I have a 15 gallon Viv. I spray (mist) once a day and I think my air plants may be having trouble. I have noticed moldy looking stuff around the blossoms. Any ideas or thoughts? Maybe to much water, or to hot?
Thanks!!


----------



## topherlove (Jul 14, 2006)

to much water, they need time to dry out in between waterings. They never did well for me unless there were up real high in the viv and didn't get any real direct misting.


----------



## lacerta (Aug 27, 2004)

The term "air plant" I assume you are referring to the group of bromiliads of the genus Tillandsia. They like it high and dry as a general rule. Mounted on the back wall up high and closer to the lights. Constant soakings are not good as most are adapted to dryer conditions.

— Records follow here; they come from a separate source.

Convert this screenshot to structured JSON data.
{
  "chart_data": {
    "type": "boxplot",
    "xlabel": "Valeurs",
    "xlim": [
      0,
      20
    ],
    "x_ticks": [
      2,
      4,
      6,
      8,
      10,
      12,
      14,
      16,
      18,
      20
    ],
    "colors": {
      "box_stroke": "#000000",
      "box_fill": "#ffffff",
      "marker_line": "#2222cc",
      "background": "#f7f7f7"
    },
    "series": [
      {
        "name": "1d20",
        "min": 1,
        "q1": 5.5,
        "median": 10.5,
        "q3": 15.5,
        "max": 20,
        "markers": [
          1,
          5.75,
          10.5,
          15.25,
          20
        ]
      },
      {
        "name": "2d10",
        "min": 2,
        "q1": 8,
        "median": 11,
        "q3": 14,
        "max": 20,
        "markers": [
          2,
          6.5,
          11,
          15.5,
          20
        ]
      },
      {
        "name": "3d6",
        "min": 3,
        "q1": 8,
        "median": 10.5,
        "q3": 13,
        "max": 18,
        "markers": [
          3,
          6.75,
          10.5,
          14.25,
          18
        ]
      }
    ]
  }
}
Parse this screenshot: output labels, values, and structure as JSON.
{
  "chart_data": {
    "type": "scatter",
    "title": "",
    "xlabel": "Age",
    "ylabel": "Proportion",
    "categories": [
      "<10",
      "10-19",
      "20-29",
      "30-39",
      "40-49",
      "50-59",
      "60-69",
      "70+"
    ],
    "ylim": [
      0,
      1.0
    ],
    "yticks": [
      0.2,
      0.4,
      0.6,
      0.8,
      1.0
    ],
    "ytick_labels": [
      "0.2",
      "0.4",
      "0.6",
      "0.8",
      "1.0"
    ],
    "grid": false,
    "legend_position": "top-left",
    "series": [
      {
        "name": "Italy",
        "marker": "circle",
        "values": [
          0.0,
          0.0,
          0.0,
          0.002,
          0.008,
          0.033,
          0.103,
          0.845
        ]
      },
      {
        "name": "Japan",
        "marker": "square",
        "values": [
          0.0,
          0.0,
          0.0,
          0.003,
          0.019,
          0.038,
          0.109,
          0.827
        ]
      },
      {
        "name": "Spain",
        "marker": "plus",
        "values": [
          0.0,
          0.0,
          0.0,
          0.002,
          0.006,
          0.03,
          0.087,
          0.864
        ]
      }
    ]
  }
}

Periodic soakings are okay maybe once every 2 weeks, but they should be able to derive most of thier water needs from the humidity. If you aren't sure of the type of air plant you have, you can make a pretty good guess on its water needs by noting the presence or absence of fine hairs (tricomes) that cover the leaves like velvet. A thick silvery/grayish layer of these tricomes help the plant retain moisture and are an indicator of a plant that likes it dry and bright. Smooth green (naked) leaves indicate a brom that can tolerate wetter and shady conditions. 

George


----------